Shepperson ran for business manager again this year and lost by 14 votes to another white candidate, David Augustine. After this defeat, however, Shepperson reversed his position and began clamoring about racism.

Whatever the reason behind the harassment of Shepperson, the union’s record on race will certainly become an issue when the city finalizes plans for the convention center it hopes to build on New York Avenue. Local 1110 wants to continue setting up and breaking down exhibitions, but the local’s low number of blacks and D.C. residents may cripple its ambitions. D.C. Councilmember Charlene Drew Jarvis has hinted that unless the local adds more blacks and Washingtonians, it may find itself shut out of the new center.

In the end, Shepperson admits, the tension between black and white members owes less to personal prejudice than to economics.

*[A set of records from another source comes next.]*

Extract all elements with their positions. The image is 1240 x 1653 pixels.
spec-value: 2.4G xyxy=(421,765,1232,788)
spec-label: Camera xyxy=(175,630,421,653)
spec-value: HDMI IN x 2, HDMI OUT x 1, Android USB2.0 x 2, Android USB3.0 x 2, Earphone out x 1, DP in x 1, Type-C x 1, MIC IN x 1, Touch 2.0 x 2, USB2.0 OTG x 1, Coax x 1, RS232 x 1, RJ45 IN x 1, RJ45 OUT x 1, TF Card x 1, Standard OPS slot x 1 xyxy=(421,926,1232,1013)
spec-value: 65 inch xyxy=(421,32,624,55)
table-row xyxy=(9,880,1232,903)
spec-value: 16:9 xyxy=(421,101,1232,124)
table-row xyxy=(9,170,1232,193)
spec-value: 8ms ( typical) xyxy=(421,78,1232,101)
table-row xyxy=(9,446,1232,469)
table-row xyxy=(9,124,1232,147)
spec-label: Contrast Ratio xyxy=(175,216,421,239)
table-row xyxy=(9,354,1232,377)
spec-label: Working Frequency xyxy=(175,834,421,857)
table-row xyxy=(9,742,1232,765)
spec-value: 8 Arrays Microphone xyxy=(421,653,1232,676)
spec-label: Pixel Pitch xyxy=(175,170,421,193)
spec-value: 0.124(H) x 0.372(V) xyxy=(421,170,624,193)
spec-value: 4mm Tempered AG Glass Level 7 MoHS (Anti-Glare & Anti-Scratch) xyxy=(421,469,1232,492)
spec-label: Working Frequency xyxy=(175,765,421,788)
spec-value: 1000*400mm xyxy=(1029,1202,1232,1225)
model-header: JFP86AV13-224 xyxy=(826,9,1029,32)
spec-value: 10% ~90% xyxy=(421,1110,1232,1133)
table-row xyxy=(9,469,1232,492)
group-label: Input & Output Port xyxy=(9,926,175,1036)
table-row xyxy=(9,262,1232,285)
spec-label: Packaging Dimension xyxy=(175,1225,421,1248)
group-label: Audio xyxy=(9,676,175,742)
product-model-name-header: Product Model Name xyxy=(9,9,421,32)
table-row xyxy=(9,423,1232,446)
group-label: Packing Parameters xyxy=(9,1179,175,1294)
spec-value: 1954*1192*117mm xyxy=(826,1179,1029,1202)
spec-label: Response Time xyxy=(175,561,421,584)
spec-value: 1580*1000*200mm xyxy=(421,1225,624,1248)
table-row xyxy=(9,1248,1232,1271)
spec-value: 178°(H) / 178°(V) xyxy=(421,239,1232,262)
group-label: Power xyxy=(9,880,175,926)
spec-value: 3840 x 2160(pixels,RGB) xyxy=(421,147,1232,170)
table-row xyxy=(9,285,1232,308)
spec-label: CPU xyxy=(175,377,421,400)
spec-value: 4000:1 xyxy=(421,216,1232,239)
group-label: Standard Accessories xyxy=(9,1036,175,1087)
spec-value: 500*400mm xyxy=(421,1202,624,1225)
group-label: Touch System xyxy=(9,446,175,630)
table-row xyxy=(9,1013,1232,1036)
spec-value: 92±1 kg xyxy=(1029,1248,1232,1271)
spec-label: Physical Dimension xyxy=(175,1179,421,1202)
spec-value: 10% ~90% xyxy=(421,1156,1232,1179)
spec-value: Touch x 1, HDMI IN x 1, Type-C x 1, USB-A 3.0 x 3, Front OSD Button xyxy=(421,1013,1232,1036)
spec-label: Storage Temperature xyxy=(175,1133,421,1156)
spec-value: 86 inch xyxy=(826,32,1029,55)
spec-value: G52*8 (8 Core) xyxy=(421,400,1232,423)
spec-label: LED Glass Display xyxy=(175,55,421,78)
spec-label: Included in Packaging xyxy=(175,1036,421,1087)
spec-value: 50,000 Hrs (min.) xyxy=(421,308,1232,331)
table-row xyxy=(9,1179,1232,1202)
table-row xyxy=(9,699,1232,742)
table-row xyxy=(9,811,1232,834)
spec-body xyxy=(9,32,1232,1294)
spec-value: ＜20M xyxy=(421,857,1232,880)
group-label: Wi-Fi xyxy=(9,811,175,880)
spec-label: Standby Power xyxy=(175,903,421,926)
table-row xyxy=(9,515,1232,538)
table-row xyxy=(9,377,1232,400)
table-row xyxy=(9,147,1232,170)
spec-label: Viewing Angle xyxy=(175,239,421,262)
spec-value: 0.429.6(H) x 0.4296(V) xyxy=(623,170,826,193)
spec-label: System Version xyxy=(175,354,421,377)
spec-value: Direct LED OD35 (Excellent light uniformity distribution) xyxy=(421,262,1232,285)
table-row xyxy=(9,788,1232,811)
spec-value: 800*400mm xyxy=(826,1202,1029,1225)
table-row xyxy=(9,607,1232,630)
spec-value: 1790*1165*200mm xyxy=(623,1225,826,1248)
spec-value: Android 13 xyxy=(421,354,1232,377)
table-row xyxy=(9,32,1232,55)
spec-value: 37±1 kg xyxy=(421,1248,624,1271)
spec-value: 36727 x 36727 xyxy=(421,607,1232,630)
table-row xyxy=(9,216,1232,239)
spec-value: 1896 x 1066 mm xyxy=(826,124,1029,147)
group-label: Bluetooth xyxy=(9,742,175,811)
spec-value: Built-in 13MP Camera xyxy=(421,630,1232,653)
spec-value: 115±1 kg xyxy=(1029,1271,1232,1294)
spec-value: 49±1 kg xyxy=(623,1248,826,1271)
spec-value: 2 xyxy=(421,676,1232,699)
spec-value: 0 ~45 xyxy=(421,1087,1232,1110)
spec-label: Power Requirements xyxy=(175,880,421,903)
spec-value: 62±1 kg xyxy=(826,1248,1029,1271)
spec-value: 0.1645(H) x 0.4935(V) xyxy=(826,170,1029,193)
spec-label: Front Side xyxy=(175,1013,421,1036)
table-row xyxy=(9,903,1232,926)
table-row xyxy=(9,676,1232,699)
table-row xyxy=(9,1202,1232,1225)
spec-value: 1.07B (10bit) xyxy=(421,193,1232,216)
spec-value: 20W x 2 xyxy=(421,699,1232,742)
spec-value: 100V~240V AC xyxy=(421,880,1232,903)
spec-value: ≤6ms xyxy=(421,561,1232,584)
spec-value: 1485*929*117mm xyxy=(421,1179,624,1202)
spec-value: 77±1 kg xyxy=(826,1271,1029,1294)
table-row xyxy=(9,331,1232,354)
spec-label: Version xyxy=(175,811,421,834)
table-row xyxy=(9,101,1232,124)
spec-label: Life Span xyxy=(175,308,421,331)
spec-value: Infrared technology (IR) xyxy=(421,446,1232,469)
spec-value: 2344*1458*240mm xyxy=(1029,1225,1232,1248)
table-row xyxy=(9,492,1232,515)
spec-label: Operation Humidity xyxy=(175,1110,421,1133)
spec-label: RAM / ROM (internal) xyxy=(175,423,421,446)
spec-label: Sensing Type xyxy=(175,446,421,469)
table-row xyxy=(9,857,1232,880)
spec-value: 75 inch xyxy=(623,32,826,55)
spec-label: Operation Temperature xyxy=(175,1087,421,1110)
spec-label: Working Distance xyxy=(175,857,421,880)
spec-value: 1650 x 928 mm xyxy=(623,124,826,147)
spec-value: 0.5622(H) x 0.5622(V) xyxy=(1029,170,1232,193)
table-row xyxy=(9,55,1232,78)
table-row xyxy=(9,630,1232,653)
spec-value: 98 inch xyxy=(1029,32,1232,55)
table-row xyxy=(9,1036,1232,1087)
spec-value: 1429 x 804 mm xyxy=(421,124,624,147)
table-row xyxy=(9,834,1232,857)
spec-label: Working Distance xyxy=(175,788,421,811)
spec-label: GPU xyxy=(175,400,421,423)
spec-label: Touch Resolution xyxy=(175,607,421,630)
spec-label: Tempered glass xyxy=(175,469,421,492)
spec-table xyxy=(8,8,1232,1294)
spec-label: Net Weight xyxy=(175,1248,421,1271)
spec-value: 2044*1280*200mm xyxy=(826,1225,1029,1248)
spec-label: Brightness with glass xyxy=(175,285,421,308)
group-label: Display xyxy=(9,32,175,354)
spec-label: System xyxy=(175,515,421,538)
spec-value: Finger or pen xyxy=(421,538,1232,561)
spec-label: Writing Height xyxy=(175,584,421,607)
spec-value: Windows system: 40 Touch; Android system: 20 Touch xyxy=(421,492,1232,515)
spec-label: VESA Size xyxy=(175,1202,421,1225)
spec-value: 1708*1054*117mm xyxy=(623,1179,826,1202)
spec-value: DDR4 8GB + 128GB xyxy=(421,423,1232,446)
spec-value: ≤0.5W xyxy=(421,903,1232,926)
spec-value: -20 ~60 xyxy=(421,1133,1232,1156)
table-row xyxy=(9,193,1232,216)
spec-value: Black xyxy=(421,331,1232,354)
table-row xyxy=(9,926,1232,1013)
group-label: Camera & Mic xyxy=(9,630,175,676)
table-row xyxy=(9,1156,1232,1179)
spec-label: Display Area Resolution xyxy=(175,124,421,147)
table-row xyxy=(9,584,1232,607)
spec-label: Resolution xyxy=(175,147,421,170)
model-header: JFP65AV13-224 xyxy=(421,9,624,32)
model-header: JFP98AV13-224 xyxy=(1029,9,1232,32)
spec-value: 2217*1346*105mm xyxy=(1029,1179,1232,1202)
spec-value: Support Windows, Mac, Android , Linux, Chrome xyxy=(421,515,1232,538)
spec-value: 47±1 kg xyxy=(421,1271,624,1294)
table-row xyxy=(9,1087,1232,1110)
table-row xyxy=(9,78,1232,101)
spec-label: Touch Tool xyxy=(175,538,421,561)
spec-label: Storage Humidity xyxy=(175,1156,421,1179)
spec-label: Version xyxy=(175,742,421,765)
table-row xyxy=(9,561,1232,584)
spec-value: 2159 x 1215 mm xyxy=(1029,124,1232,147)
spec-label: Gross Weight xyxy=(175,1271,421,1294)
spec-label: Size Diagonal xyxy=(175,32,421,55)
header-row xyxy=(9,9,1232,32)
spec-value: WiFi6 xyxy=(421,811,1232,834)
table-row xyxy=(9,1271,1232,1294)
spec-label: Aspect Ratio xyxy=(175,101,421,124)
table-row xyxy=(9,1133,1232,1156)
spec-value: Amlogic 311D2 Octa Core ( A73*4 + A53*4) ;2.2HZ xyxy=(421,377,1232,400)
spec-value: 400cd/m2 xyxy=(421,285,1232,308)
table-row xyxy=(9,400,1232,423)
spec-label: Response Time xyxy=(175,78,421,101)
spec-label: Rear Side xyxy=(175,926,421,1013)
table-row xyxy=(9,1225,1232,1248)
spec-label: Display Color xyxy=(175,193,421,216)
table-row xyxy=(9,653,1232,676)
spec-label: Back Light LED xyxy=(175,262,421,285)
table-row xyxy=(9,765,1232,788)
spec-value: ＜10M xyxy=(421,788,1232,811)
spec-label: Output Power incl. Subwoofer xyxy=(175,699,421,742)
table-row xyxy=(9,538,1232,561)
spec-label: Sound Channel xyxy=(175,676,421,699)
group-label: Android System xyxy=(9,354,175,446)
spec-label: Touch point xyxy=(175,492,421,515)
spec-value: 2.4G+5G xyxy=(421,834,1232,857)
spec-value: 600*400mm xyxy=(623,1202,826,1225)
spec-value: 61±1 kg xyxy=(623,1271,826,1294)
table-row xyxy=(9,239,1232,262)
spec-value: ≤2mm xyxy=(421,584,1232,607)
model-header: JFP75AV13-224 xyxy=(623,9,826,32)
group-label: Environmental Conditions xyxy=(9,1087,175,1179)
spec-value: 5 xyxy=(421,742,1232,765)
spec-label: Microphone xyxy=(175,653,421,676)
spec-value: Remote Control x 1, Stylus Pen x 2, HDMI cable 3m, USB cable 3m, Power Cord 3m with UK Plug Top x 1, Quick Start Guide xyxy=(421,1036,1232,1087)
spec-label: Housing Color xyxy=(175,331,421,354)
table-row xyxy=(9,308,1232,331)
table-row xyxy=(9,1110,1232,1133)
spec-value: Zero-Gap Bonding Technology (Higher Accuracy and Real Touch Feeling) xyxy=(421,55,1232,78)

As unions lose their influence, their members compete more than they cooperate. “It’s not hate, it’s fear,” he says. “That fear comes about because [white members feel] “This is the only means I have of taking care of my family. And I am not ready to see that go down the tubes.’ ”

“The real issue,” says Shepperson, “is that you have a number of people in Local Union 1110…who do not have the educational background or the skills to go out and earn $17.75 an hour anyplace else other than Local Union 1110. There’s a tremendous amount of pressure to hold onto that $17.75 an hour.”